As the August 16th mayoral runoff approaches, issues such as transportation will be front and center and C. Jack Ellis believes improving the transit system is vital in an effort to reduce poverty and boost economic development.
The mission of the Macon Transit Authority is the following: The MTA is to be primary provider of high quality, affordable buses and vans to the Macon-Bibb County Community that will increase the use of public transportation. The Authority is dedicated to maintaining an efficient, progressive, cost-conscious organization that provides a fair and equitable return to its stakeholders as it carries out its vision to become a nationally recognized public transportation system.
Is the Macon-Bibb County Transit Authority truly serving the community and living up to its mission? If not, then the upcoming August 16th runoff election provides an opportunity for citizens of Macon to make a statement via the ballot along with an opportunity to moving in a new direction.
Many citizens depend on the transit system as their sole source of transportation of getting around the city of Macon and Bibb County.
Whether its going to work during the week or church on Sundays or going downtown to handle matters such as banking along with shopping for necessities, the need for a reliable transportation system which is responsive to the needs of the citizens is vital to Central Georgia’s largest city.

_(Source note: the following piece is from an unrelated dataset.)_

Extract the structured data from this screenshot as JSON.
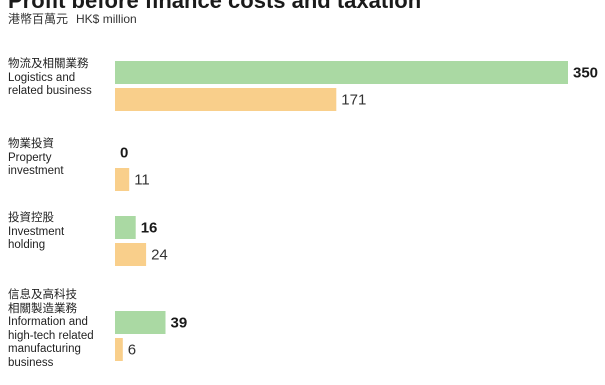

On July 12th, Ellis had held a press conference to address this pressing problem and offered his plan to improve transportation system in the city of Macon. Ellis elaborated that he plans to instruct the Macon Transit Authority to have buses available to run on Sundays. Additionally, Ellis wants covered shelters at every bus stop.
The current general manager and CEO of the Macon-Bibb County Transit Authority is Rick Jones and he oversees the overall operations.
Many passengers who ride on the local buses have expressed that the Macon Transit Authority hasn’t lived up to their mission and changes must be made.
Even though we are in 2011 and not 1955, African-Americans still make up a majority part of the paying customers to Macon’s transit system.
The Montgomery Bus Boycott was a political and social protest campaign that started in 1955 in Montgomery, Alabama intended to oppose the city’s policy of racial segregation on its public transit system. Many important figures in the civil rights movement were involved in the boycott, including Reverend Martin Luther King, Jr.
The boycott got the attention of the Montgomery public transit system, because the Montgomery’s black population who were the principal protestors were also the majority of their transit system’s paying customers.
The campaign lasted from December 1, 1955, when Rosa Parks, an African American woman, was arrested for refusing to surrender her seat to a white person, to December 20, 1956, when a federal ruling, Browder v. Gayle, took effect, and led to a United States Supreme Court decision that declared the Alabama and Montgomery laws requiring segregated buses to be unconstitutional.
In 2011, Ellis says adding an Amtrak service and Greyhound buses to Terminal Station should be a part of the solution to improve Macon’s transit system.
For these projects to become a reality, voting for representatives who will fight for funding and implementing progressive ideas to improve the Terminal Station and the Macon-Bibb Transit Authority is needed and Ellis says he would apply for federal grants and consider raising the ridership fee in an effort to pay for improvements.